Schon etwas arrogant aber wirklich besser...
Ich bin der hinten links in der letzten Reihe!
Da man als Europäer an dem schon erwähnten Wettbewerb nicht teilnehmen durfte und – jetzt bin ich mal ehrlich – mein Interesse an Computerspielen bei Tetris stehengeblieben ist, ließ ich mich auf die Schnelle nicht lumpen und habe einen eigenen Entwurf erstellt. Sicherlich gäbe es an der einen oder anderen Stelle noch Details zu überarbeiten oder zu ergänzen (Fenster…?!) und hier und da würde ich bei Gelegenheit nochmal ran müssen – aber insgesamt sieht mein Baby nicht nur aus jedem Winkel besser aus, sondern reiht sich schlüssiger ein in die bestehende Gestaltungsreihe...
Alles fließt!
La vie en gris et bleu!
Prinzipiell habe ich keine großen Experimente angestellt: Anstatt verbissen nach immer obskureren Formen zu suchen, wie die Untertassensektion geformt sein könnte, ist meine im Grundriss wieder ein Kreis und verschmilzt in einer fließenden Bewegung mit der Antriebssektion, von der wiederum in einer ebenso dynamischen Bewegung die Pylonen mit den verhältnismäßig kleinen Warp-Gondeln abwinkeln.
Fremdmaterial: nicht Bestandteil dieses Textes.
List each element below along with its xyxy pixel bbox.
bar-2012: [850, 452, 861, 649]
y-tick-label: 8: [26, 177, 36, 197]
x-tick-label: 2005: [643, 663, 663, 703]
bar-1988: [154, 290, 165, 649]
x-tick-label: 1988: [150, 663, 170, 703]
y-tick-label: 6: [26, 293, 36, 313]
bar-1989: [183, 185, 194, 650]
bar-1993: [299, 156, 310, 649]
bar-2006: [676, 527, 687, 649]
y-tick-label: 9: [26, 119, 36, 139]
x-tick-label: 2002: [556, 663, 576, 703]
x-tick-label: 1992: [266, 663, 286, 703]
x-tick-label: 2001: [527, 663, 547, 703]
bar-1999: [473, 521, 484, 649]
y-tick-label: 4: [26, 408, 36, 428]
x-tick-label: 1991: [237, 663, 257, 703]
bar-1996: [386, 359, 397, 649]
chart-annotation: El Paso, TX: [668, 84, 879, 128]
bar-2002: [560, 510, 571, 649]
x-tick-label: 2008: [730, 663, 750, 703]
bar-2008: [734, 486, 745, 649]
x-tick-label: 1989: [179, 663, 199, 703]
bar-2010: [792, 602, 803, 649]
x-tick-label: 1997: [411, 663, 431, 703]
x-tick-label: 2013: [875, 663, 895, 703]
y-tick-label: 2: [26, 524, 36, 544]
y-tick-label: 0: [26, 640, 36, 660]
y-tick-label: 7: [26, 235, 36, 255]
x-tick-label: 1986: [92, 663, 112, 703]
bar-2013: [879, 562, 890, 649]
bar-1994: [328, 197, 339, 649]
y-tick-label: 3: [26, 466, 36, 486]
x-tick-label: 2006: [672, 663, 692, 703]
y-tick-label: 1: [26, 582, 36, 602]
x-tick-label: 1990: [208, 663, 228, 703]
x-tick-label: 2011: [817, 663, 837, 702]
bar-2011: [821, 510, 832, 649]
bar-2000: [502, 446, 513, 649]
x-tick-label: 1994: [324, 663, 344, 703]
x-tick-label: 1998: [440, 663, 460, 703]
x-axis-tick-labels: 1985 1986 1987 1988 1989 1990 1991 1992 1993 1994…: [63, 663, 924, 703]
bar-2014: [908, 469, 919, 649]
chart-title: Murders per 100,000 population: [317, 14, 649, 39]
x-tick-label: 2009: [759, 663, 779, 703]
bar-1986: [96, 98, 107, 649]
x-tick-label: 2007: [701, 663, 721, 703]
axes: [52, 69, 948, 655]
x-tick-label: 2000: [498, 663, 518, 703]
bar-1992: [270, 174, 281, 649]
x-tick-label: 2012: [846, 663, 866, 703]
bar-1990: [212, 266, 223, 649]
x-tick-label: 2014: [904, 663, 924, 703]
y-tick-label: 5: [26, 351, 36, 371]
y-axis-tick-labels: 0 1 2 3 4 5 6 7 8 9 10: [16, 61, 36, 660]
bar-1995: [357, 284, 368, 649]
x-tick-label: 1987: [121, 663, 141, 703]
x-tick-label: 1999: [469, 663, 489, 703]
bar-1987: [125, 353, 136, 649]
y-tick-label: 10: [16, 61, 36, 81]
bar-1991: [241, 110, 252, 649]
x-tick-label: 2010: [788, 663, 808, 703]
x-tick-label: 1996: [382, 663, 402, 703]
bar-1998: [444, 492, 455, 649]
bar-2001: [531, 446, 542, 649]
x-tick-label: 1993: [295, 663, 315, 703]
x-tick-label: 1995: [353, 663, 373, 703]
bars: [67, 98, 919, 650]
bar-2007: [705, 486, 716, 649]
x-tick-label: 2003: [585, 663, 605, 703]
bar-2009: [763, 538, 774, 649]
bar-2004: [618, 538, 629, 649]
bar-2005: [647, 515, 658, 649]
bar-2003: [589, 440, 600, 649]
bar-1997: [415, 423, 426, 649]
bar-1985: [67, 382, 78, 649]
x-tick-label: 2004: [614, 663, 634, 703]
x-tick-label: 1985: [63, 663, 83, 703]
Und um der ideologischen Bedeutung Star Treks gerecht zu werden, ist mein Entwurf keine waffenstrotzende Trutzburg, sondern ein Ausdruck der Offenheit und des Fortschritts. Der Entwurf ist zwar groß, aber besitzt nur 6 Phaserbanken und 2 Torpedobatterien. Bei den Phaserbanken bin ich einen neuen Weg gegangen: um die Anzahl zu verringern, sind diese anders angeordnet und folgen den Diagonalen des Konstrukts. In der Draufsicht erblickt man somit einen Kreis, der durchschnitten wird von einem X...das dazu. 
Bevor es noch geekiger wird, lass ich Bilder sprechen und verweise auf einen möglichen späteren Ausbau des Entwurfs. 

Ach ja: Ich verdiene keinen Cent an diesen spaßigen Spinnereien – sollte es mal Fragen geben wegen der Verwendung von Namen, Zahlen und Bezeichnungen...

(D.P.)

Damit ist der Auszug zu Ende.